# Question #3ecb0

Oct 3, 2017

We can prove this using mathematical induction.
The answer got too lengthy and there will be some improvement.

#### Explanation:

[Part 1] Base case($n = 2$)
To show that the recurrence is true for $n = 2$ we have to evaluate ${L}_{1}$, ${L}_{2}$, ${K}_{1}$ and ${K}_{2}$.

${K}_{1} = {L}_{1} = 3$ is obvious, as there are only three string: $\left(0\right) \left(1\right) \left(2\right)$.

${K}_{2} = 6$ because the 2-words string from the set $\left\{0 , 1 , 2\right\}$ in which the two maximum blocks have single word are
$\left(0 , 1\right) \left(0 , 2\right) \left(1 , 0\right) \left(1 , 2\right) \left(2 , 0\right) \left(2 , 1\right)$.

${L}_{2} = 7$, as all strings without adjacent 0 and 2 are
$\left(0 , 0\right) , \left(0 , 1\right) , \left(1 , 0\right) , \left(1 , 1\right) , \left(1 , 2\right) , \left(2 , 1\right) , \left(2 , 2\right)$

Thus, ${L}_{2} = {K}_{2} + \frac{1}{3} {K}_{1}$ is true.

[Part 2]
What we need to do is to find a recurrence for ${K}_{n}$ $\left(n \ge 3\right)$ .

This part is long, so I posted it in another article.
https://socratic.org/questions/what-is-the-recurrence-formula-for-k-n-k-n-is-the-number-of-strings-a-1-a-2-a-n-

The result is ${K}_{1} = 3 , {K}_{2} = 6 , {K}_{n} = 2 {K}_{n - 1} + {K}_{n - 2} \text{ } \left(n \ge 3\right)$

[Part3] Then we are going to find the recurrence of ${L}_{n}$ $\left(n \ge 3\right)$ .
Again, I posted it in another article.
https://socratic.org/questions/what-is-the-recurrence-formula-for-l-n-l-n-is-the-number-of-strings-a-1-a-2-a-n--2
The result is ${L}_{1} = 3 , {L}_{2} = 7 , {L}_{n + 1} = 2 {L}_{n} + {L}_{n - 1} \text{ } \left(n \ge 2\right)$

[Part 4] This is the main section of mathematical induction. ($n = k \to n = k + 1$)

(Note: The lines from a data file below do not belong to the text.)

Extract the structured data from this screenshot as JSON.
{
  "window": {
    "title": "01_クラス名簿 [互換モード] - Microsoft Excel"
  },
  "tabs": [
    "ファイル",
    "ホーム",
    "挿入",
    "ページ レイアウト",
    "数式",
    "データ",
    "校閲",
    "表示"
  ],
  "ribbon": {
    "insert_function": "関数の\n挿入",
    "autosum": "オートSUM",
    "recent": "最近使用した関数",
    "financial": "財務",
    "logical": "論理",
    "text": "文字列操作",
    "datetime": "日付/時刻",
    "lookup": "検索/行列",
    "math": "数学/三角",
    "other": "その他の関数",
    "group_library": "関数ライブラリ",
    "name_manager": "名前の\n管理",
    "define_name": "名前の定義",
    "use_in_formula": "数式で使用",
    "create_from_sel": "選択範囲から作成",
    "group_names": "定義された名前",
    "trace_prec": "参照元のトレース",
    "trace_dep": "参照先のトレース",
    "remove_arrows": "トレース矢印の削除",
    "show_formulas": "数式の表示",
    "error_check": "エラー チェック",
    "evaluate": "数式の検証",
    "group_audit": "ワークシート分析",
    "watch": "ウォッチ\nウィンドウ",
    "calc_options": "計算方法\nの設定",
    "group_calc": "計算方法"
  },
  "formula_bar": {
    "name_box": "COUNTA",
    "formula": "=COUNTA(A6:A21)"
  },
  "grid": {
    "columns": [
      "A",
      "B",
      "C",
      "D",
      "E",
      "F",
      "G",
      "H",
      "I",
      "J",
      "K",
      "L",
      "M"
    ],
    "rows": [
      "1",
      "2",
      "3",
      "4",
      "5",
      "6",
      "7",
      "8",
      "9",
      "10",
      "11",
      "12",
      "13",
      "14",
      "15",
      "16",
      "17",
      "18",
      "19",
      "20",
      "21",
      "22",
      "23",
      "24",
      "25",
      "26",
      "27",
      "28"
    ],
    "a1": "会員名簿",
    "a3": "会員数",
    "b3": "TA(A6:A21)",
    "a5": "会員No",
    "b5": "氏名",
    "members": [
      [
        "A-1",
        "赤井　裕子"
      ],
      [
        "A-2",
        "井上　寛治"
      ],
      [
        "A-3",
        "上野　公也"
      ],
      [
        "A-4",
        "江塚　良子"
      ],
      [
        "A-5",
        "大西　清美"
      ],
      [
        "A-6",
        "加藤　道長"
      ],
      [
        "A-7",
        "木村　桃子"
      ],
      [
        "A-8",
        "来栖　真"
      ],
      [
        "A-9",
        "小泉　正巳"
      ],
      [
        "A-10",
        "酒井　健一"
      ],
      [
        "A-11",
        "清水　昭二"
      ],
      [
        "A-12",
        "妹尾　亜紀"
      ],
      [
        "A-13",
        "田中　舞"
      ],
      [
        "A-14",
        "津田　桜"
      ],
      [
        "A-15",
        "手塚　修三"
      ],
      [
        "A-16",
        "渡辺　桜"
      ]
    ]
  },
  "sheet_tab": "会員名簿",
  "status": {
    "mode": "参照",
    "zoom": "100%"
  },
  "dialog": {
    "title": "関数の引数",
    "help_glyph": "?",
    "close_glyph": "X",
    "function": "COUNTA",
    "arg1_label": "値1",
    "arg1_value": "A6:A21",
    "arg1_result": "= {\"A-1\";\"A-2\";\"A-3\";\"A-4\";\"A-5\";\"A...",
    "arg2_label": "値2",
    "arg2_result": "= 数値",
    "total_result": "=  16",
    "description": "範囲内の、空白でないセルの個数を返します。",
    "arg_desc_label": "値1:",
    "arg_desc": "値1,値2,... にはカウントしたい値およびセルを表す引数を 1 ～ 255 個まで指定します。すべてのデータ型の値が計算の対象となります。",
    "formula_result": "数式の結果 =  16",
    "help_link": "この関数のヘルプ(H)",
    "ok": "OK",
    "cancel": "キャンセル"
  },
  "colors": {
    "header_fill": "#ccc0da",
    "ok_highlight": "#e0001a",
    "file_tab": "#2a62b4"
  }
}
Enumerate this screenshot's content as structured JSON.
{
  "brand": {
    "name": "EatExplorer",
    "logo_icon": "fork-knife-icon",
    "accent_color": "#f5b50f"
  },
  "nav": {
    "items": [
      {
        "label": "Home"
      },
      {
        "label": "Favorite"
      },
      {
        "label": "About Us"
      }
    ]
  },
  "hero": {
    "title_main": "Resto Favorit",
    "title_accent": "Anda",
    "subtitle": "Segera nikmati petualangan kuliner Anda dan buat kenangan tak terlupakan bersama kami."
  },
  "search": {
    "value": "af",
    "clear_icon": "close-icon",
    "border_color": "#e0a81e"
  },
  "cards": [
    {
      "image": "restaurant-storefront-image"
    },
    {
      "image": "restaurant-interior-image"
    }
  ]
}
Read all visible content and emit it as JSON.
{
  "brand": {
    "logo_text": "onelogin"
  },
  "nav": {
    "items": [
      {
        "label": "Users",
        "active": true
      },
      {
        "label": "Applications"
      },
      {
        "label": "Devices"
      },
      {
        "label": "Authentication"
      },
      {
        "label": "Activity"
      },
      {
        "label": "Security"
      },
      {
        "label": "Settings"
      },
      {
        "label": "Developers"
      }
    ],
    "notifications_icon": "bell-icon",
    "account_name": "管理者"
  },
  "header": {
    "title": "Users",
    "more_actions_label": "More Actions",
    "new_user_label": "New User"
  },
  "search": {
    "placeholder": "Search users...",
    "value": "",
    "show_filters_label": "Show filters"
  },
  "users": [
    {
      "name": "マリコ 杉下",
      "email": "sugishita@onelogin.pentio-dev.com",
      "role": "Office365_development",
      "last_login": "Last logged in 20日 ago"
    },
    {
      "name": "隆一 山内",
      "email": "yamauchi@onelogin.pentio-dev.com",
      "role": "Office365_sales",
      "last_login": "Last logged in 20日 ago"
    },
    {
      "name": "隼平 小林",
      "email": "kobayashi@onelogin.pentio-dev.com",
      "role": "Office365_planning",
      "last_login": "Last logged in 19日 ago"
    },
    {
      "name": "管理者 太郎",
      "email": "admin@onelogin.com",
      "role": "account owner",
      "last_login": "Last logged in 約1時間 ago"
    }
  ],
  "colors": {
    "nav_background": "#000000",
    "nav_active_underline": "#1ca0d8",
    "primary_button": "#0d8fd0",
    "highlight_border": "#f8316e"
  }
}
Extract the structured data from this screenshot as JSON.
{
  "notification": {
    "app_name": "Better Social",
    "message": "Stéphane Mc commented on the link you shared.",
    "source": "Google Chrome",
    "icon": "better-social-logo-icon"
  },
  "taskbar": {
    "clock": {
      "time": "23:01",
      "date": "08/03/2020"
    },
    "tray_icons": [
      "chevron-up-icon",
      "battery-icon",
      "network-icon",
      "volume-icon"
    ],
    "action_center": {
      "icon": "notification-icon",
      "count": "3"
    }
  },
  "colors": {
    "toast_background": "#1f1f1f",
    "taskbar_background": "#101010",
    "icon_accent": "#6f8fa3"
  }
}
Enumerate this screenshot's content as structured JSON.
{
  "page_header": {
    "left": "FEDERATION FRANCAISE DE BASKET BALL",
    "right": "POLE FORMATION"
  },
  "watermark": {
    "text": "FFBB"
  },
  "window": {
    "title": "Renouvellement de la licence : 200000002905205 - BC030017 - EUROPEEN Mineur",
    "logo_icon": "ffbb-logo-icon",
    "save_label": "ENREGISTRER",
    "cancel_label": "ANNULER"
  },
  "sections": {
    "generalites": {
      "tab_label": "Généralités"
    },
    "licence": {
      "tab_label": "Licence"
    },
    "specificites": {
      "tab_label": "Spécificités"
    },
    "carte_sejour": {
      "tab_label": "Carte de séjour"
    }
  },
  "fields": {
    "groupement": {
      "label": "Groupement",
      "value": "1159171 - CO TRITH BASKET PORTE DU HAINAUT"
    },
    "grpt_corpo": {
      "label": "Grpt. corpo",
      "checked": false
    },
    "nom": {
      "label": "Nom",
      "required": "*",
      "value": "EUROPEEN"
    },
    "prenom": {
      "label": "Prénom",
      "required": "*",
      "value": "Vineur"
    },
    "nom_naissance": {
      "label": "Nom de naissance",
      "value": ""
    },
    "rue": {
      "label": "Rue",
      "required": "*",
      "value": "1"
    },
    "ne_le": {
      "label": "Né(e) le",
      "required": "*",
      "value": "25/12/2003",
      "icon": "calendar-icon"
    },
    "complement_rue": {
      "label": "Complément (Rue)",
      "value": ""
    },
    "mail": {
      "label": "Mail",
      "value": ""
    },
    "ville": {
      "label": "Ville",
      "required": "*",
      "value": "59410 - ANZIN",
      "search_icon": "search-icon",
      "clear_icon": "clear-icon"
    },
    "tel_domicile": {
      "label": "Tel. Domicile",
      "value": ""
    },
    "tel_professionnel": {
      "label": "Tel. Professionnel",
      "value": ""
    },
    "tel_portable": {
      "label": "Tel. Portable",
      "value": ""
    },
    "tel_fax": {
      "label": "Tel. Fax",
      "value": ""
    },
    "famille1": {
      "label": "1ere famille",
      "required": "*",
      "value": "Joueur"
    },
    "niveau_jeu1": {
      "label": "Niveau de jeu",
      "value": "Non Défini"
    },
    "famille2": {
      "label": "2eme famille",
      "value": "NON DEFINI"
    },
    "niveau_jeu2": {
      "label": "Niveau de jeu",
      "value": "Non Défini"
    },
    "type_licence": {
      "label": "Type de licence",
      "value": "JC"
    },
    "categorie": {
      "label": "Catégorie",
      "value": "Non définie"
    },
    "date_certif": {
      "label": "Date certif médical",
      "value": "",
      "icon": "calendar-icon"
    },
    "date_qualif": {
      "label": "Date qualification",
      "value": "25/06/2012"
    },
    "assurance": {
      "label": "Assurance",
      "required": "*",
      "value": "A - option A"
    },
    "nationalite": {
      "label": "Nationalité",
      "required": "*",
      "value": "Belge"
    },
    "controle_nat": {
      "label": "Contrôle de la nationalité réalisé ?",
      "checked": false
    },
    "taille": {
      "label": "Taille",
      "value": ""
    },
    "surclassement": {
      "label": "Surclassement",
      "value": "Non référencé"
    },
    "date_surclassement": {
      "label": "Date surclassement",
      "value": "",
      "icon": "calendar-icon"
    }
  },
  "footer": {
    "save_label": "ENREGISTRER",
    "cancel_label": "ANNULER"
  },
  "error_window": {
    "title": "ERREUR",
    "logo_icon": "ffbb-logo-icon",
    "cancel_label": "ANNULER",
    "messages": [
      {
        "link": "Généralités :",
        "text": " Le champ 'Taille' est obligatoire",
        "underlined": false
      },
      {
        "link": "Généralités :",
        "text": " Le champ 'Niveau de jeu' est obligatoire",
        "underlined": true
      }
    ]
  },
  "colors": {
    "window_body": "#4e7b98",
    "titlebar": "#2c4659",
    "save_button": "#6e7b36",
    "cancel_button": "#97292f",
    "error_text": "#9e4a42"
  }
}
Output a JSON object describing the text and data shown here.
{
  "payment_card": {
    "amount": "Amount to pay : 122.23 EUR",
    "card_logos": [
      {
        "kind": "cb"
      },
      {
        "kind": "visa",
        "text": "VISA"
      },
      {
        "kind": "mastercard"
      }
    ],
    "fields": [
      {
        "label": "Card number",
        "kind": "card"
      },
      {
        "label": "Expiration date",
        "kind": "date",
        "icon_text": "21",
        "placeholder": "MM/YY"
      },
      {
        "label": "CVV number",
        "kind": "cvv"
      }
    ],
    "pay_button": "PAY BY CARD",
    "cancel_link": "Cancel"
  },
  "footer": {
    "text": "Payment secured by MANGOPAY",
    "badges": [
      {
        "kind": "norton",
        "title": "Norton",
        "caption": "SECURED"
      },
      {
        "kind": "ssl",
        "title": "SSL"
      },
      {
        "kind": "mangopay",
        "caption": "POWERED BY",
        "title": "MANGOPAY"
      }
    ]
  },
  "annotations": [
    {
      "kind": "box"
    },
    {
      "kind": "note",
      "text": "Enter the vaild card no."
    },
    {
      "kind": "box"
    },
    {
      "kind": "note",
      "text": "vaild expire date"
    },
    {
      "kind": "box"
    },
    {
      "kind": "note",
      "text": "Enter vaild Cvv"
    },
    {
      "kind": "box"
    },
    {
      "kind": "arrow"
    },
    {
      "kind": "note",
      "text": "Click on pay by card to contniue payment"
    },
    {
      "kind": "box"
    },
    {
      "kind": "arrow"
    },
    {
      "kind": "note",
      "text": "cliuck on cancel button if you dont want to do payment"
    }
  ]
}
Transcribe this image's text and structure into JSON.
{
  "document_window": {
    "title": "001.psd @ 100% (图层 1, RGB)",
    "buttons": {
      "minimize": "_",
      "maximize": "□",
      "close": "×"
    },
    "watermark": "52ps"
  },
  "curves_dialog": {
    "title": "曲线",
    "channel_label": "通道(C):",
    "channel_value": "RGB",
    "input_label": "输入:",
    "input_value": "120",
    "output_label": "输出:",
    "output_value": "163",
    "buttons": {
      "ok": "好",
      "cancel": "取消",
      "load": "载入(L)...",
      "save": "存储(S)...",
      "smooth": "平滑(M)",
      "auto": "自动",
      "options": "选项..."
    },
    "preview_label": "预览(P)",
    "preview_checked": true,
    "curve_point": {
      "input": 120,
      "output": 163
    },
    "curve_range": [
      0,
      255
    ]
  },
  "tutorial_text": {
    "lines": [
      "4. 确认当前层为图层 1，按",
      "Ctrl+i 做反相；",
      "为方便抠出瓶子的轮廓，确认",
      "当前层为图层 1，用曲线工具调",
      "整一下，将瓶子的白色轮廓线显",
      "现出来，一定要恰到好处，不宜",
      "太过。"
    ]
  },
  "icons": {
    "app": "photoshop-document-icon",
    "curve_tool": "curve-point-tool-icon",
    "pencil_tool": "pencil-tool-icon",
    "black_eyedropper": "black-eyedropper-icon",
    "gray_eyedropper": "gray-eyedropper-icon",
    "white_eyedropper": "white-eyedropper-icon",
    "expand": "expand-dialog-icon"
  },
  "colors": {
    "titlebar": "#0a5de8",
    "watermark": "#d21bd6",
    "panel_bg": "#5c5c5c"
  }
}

Suppose that ${L}_{k} = {K}_{k} + \frac{1}{3} {K}_{k - 1}$ is true for a certain $k \ge 2$.
Using the recurrences in Part 2 and Part 3:
${L}_{k + 1} = 2 {L}_{k} + {L}_{k - 1}$
$= 2 \left({K}_{k} + \frac{1}{3} {K}_{k - 1}\right) + \left({K}_{k - 1} + \frac{1}{3} {K}_{k - 2}\right)$
$= 2 {K}_{k} + \frac{5}{3} {K}_{k - 1} + \frac{1}{3} {K}_{k - 2}$

${K}_{k + 1} + \frac{1}{3} {K}_{k} = \left(2 {K}_{n} + {K}_{n - 1}\right) + \frac{1}{3} \left(2 {K}_{n - 1} + {K}_{n - 2}\right)$
$= 2 {K}_{k} + \frac{5}{3} {K}_{k - 1} + \frac{1}{3} {K}_{k - 2}$

We reached ${L}_{k + 1} = {K}_{k + 1} + \frac{1}{3} {K}_{k}$ at last!

[Part 1] and [Part 4] ensure that the proof is completed.